Ben squinted into the darkening jungle — some of the tree trunks here were huge, massive columns reaching up to merge with the roof canopy. Others were covered in strangler figs that grew their own lattice up and around the living tree trunks and used their bodies to climb to the sunlight. They eventually choked their host of nutrients and light, and the result was a hollow shell of fig-lattice where the fig survived, but the host tree died and rotted away.

Ben pulled his flashlight from his pack and the others did the same. Shining it over the jungle floor, he saw something the size of a football lump the soil as it burrowed along, never breaking the surface as it searched for food, or hid from the light.

There were also insects and spiders living, hunting, and feeding amongst the matted carpet of debris.
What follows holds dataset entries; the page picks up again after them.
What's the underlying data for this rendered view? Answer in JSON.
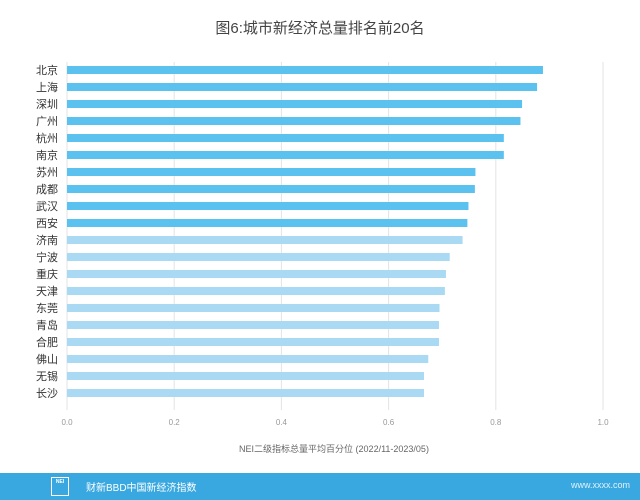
{
  "title": "图6:城市新经济总量排名前20名",
  "chart_data": {
    "type": "bar",
    "orientation": "horizontal",
    "title": "图6:城市新经济总量排名前20名",
    "categories": [
      "北京",
      "上海",
      "深圳",
      "广州",
      "杭州",
      "南京",
      "苏州",
      "成都",
      "武汉",
      "西安",
      "济南",
      "宁波",
      "重庆",
      "天津",
      "东莞",
      "青岛",
      "合肥",
      "佛山",
      "无锡",
      "长沙"
    ],
    "values": [
      0.888,
      0.877,
      0.849,
      0.846,
      0.815,
      0.815,
      0.762,
      0.761,
      0.749,
      0.747,
      0.738,
      0.714,
      0.707,
      0.705,
      0.695,
      0.694,
      0.694,
      0.674,
      0.666,
      0.666
    ],
    "xlim": [
      0,
      1.0
    ],
    "xticks": [
      "0.0",
      "0.2",
      "0.4",
      "0.6",
      "0.8",
      "1.0"
    ],
    "xlabel": "NEI二级指标总量平均百分位 (2022/11-2023/05)",
    "ylabel": "",
    "grid": true,
    "colors": {
      "dark": "#5bc2ef",
      "light": "#a9d9f3"
    }
  },
  "footer": {
    "logo_text": "NEI",
    "source": "财新BBD中国新经济指数",
    "watermark": "www.xxxx.com"
  }
}
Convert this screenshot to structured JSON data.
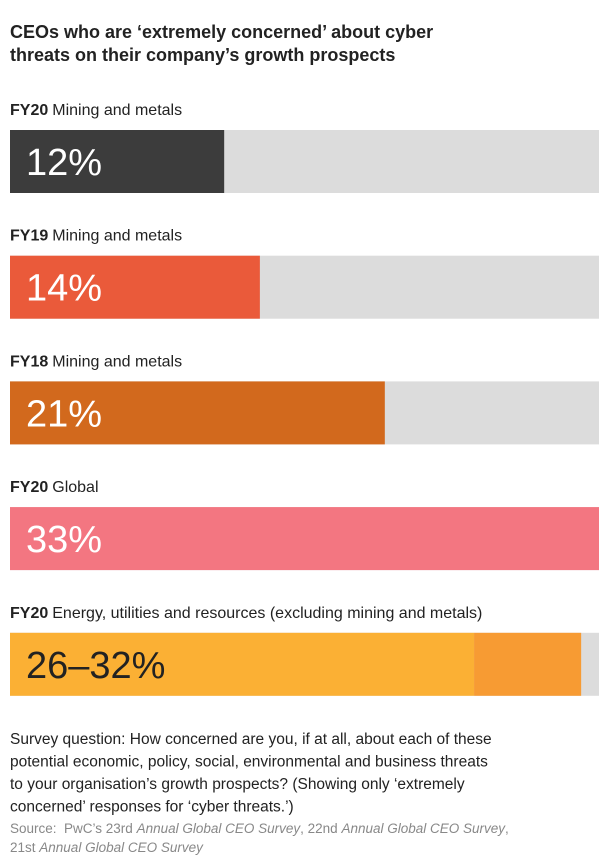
{
  "chart_data": {
    "type": "bar",
    "orientation": "horizontal",
    "title": [
      "CEOs who are ‘extremely concerned’ about cyber",
      "threats on their company’s growth prospects"
    ],
    "categories": [
      {
        "prefix": "FY20",
        "label": "Mining and metals"
      },
      {
        "prefix": "FY19",
        "label": "Mining and metals"
      },
      {
        "prefix": "FY18",
        "label": "Mining and metals"
      },
      {
        "prefix": "FY20",
        "label": "Global"
      },
      {
        "prefix": "FY20",
        "label": "Energy, utilities and resources (excluding mining and metals)"
      }
    ],
    "values": [
      12,
      14,
      21,
      33,
      [
        26,
        32
      ]
    ],
    "value_labels": [
      "12%",
      "14%",
      "21%",
      "33%",
      "26–32%"
    ],
    "colors": [
      "#3c3c3c",
      "#ea5a3a",
      "#d2691d",
      "#f37681",
      "#fbb034"
    ],
    "range_color": "#f79b33",
    "track_color": "#dcdcdc",
    "xlim": [
      0,
      33
    ],
    "note": [
      "Survey question: How concerned are you, if at all, about each of these",
      "potential economic, policy, social, environmental and business threats",
      "to your organisation’s growth prospects? (Showing only ‘extremely",
      "concerned’ responses for ‘cyber threats.’)"
    ],
    "source": [
      [
        {
          "text": "Source:  PwC’s 23rd ",
          "italic": false
        },
        {
          "text": "Annual Global CEO Survey",
          "italic": true
        },
        {
          "text": ", 22nd ",
          "italic": false
        },
        {
          "text": "Annual Global CEO Survey",
          "italic": true
        },
        {
          "text": ",",
          "italic": false
        }
      ],
      [
        {
          "text": "21st ",
          "italic": false
        },
        {
          "text": "Annual Global CEO Survey",
          "italic": true
        }
      ]
    ]
  }
}
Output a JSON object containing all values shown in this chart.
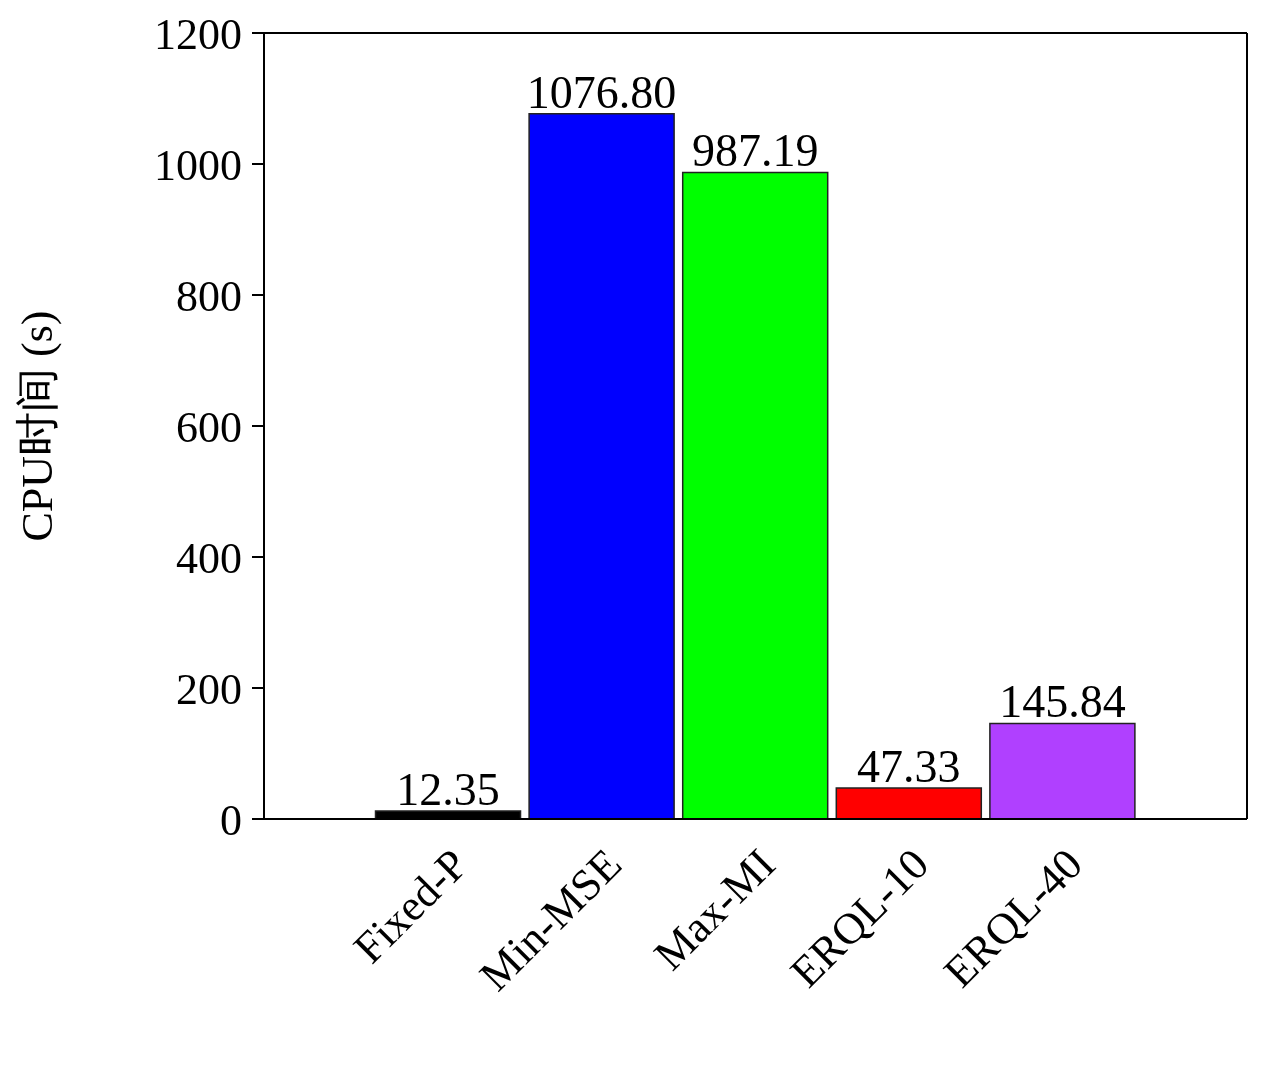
{
  "chart_data": {
    "type": "bar",
    "ylabel": "CPU时间 (s)",
    "categories": [
      "Fixed-P",
      "Min-MSE",
      "Max-MI",
      "ERQL-10",
      "ERQL-40"
    ],
    "values": [
      12.35,
      1076.8,
      987.19,
      47.33,
      145.84
    ],
    "colors": [
      "#000000",
      "#0000ff",
      "#00ff00",
      "#ff0000",
      "#b040ff"
    ],
    "value_labels": [
      "12.35",
      "1076.80",
      "987.19",
      "47.33",
      "145.84"
    ],
    "ylim": [
      0,
      1200
    ],
    "yticks": [
      0,
      200,
      400,
      600,
      800,
      1000,
      1200
    ],
    "grid": false,
    "legend": false
  }
}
Bugs as big as his hand were preyed upon by spiders of even greater size, and he shuddered at the thought of having to break camp at a place like this.

Ben had slept rough in jungles before, and the key thing was to be aware of your environment, check trees overhead and even their trunks, and make damn well sure you were up off the ground. It was surprising how many creatures could burrow up beneath a warm, sleeping body and tap into it for a quick feed.

They paddled for more hours, slowly now, Ataca and the other oarsmen carefully dipping their paddles in, pulling back, and lifting without a sound. Several times, they spotted creatures prospecting on the jungle floor — an anteater, easily seven feet long from pointed snout to the end of its wire-brush stiff tail, probed the leaf detritus. And once, they caused a family of wild boar to pause and stare back with eyes that were way too human.

Ben was tempted to bring one or more down, as he knew that they didn’t have the supplies to last the entire journey and living off the land would soon be a priority. But something made him stay his hand, as the thought of letting loose a rifle shot might alert man or beast to their presence — and it wasn’t the beasts he was worried about.